The game was already in the third quarter, so I convinced the two men guarding the door, that we should be allowed to enter at no cost, and they agreed. There were two hundred folding seats set up on the basketball floor, and about one-hundred-fifty fans were loudly enjoying the game. To the right was a table with Warriors merchandise, and I managed to talk the young lady in charge to give us a free tee shirt. Unfortunately the only ones available were bright yellow, XL size with the words ALL GOLD EVERYTHING FINALS 2017 emblazoned in faded grey type on the front. I had no idea what those words meant.

We sat in the second to the last row, and occasionally joined the raucous locals as they yelled and screamed whenever the Warriors scored, or the referees made a terrible call, or the 19,596 fans at the actual game at the Oracle Arena in Oakland jumped up from their seats.

One fan at the game might have remained seated for the entire game, regardless of the intensity of the action. He, or she, paid a record $133,000 including fees for two floor seats, that a loyal Warriors season-ticket holder had sold to them. You have to wonder if the price included two bright yellow tee shirts.

Another Two-for-One Dilemma

On April 1, 1985, the National Collegiate Athletic Association (NCAA) men’s basketball championship was played between Georgetown and Villanova, at Rupp Arena in Lexington, Kentucky. Georgetown with a 30-3 won loss record, was heavily favored over Villanova, 25-10.

I was living in dreary, culturally void Mt. Pleasant, Michigan, teaching at Central Michigan University. The Jewish faculty had invited the controversial, Austrian born psychoanalyst Bruno Bettleheim to campus. The evening of the NCAA championships, there was a reception for him at a faculty member’s home, and now I seemingly had to choose between Bruno and basketball.

The 81-year-old Bettelheim had written several books, and I had just finished reading his “Children of the Dream,” on raising children on a kibbutz, and wanted to discuss parts of the book with him.

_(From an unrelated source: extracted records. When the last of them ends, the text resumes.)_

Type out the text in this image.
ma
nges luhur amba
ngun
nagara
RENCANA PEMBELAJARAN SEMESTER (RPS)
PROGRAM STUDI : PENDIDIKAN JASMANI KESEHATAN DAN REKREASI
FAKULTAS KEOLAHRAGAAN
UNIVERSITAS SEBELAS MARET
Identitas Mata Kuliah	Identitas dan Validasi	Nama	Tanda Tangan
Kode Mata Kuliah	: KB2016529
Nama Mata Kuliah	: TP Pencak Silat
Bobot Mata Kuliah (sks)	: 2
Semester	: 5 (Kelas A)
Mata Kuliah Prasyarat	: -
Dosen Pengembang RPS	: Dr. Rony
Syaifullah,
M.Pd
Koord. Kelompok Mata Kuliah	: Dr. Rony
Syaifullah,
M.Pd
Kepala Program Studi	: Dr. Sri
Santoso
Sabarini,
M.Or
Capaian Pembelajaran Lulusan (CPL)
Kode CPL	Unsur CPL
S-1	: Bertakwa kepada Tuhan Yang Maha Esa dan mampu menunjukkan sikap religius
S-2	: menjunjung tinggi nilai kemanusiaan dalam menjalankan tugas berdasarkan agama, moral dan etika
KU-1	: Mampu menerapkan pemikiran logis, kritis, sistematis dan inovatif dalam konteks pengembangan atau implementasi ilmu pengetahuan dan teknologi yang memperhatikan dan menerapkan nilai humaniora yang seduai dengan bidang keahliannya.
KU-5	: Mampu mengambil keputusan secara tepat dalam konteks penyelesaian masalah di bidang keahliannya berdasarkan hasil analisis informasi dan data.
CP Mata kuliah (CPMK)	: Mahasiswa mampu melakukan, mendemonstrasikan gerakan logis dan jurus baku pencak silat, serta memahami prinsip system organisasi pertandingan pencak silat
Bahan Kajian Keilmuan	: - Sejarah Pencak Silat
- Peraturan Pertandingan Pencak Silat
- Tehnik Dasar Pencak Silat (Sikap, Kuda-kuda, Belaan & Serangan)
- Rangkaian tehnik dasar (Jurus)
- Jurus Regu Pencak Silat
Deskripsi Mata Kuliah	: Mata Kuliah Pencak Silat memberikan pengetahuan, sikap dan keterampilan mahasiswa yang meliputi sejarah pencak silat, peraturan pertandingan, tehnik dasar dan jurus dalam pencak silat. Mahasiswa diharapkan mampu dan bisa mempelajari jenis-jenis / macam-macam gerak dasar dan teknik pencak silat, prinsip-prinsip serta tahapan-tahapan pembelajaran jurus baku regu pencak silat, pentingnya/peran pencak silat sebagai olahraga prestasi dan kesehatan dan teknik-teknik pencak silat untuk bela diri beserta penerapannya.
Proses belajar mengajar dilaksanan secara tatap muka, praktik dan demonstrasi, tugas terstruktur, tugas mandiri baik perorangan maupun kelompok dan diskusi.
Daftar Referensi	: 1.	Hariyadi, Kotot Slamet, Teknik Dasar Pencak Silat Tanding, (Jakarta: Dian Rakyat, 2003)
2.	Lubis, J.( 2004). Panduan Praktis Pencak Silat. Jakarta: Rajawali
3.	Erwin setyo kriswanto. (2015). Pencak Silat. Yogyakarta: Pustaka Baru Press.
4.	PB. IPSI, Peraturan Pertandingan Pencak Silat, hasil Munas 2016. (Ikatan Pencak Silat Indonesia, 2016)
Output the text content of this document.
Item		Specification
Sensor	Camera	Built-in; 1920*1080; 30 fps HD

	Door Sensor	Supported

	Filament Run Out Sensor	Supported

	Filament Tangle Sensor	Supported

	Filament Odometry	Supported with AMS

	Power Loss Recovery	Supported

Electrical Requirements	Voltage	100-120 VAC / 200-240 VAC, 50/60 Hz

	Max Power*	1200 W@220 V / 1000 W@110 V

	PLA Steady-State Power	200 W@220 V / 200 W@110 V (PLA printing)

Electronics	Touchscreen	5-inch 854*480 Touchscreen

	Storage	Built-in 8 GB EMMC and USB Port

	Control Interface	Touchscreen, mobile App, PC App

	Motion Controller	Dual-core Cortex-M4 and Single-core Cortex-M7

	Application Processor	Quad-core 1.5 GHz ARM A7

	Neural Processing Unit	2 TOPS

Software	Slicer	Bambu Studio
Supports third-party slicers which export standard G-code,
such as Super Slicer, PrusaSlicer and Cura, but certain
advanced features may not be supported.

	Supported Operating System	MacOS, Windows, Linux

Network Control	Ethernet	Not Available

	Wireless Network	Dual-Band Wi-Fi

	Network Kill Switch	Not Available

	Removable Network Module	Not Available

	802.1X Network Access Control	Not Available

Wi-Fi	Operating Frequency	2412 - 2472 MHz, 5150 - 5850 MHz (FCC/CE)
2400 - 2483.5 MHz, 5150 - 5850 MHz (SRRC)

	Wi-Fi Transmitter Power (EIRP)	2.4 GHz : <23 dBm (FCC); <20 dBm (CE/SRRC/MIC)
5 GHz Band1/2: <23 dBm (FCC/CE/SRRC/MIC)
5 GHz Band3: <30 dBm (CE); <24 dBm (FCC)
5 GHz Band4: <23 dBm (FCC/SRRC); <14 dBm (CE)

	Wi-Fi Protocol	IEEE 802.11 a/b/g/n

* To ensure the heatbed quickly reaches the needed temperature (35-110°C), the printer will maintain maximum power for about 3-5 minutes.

But I couldn’t talk with him and watch basketball at the same time.

Or could I?

While a cadre of admiring professors gathered around him in the living room, I found a television set in the den and turned it on to the exciting game. I drifted from Bruno to basketball, slipping in and out of both rooms, and although I couldn’t engage in a meaningful conversation with the self-esteemed man, I did enjoy the basketball game that ended with Villanova upsetting Georgetown 66 to 64 before 23,124 avid fans.

It seems that when there is a clash between culture and basketball, if there is any chance to do so, I will choose to follow the bouncing ball.